E perché mai? — Ma, pur dell’armi privo,
onde le glorie mie compiei ne l’Ellade,
datomi in preda ai miei nemici, morte
d’obbrobrio troverò. No, non le devo
lasciare, anzi serbarle, anche se soffro.
In una cosa assistimi, Tesèo.
Vieni in Argo con me, del can d’Averno
con me fissa il compenso, affin che il cruccio
non mi spinga dei figli a qualche eccesso.
O suol di Cadmo, o popolo di Tebe,
tutti le chiome recidete, il lutto
prendete tutti, al tumulo dei figli
movete, e tutti ad una voce, i morti

e me piangete: ché morti siam tutti.
Era ci sterminò con un sol colpo.
teseo
Sorgi, o tapino, bastano le lagrime.
ercole
Non posso: irrigidito io sono tutto.
teseo
Dunque, abbatte sciagura anche i piú saldi.
ercole
Ahimè!
Pietrificato io qui scordassi i mali!
teseo
Taci: la mano a chi t’assiste porgi.
ercole
Bada: il tuo peplo il sangue imbratterà.
teseo
Non ci pensar, l’imbratti.
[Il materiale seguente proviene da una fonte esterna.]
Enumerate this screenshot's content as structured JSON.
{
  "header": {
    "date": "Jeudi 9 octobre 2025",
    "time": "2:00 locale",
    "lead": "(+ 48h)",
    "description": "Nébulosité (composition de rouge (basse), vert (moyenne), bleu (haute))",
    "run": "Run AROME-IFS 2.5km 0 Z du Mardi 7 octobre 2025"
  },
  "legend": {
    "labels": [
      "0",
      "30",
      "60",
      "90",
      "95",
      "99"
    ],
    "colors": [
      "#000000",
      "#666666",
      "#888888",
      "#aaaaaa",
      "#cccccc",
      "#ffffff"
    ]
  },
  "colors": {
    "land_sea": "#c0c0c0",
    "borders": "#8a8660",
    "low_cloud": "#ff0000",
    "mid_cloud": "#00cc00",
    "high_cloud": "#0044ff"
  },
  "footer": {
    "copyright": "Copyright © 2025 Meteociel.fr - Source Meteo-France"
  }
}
Io non lo schivo.

ercole
Privo di figli, un figlio io trovo in te.
teseo
Il braccio al collo mio cingi: io ti guido.
ercole
Fida coppia d’amici! E quanto è misero
l’un d’essi! — O vecchio, ecco gli amici veri.
anfitrione
Madre di generosi è la sua patria.
ercole
Fa’, Tesèo, ch’io mi volga, e i figli veda.
teseo
Perché? Sollievo ti darà tal farmaco?
ercole
Lo desidero. Oh, il padre almeno abbracci!
anfitrione
Figlio son qui! La mia brama previeni.
Si abbracciano.

teseo
Piú non rammenti i tuoi travagli antichi?
ercole
Troppo di questi men penosi furono.
teseo
Niun loderebbe questa tua mollezza.
ercole
Molle un tempo non fui: tale or ti sembro?
teseo
Troppo: l’intrepido Ercole, dov’è?
ercole
E che cos’eri tu, laggiú tra gl’inferi?
teseo
Quanto a baldanza, il piú gramo degli uomini.
ercole
E perché dici allor che il mal m’abbatte?

teseo
Andiamo.
ercole
                         O padre, addio!
anfitrione
                                                  Mio figlio, addio.
ercole
Come t’ho detto, dà sepolcro ai figli.
anfitrione
Ed io, da chi l’avrò, figlio?
ercole
                                                  Da me.
anfitrione
Qui verrai?
ercole
                              Quando avrai sepolto i figli.....
anfitrione
Ebbene?

ercole
                         Io farò sí che tu da Tebe
venga ad Atene. Ora al sepolcro i figli
accompagna, corteo misero. Ed io,
che a turpe fine la mia casa addussi,
come dietro alla nave il palischermo,
seguo Tesèo. Chi preferisce l’oro
e la ricchezza ai buoni amici, è folle.
Si allontana con Teseo, Anfitrione segue le salme dei fanciulli, il coro s’avvia anch’esso all’uscita.
coro
Ed io ti seguo in fiero lutto immerso:
ché in te l’amico mio piú fido ho perso.


  1. [p. 301 modifica]Il colle dell’ulivo è Atene, che, come è noto, ebbe da Pallade in dono tale pianta.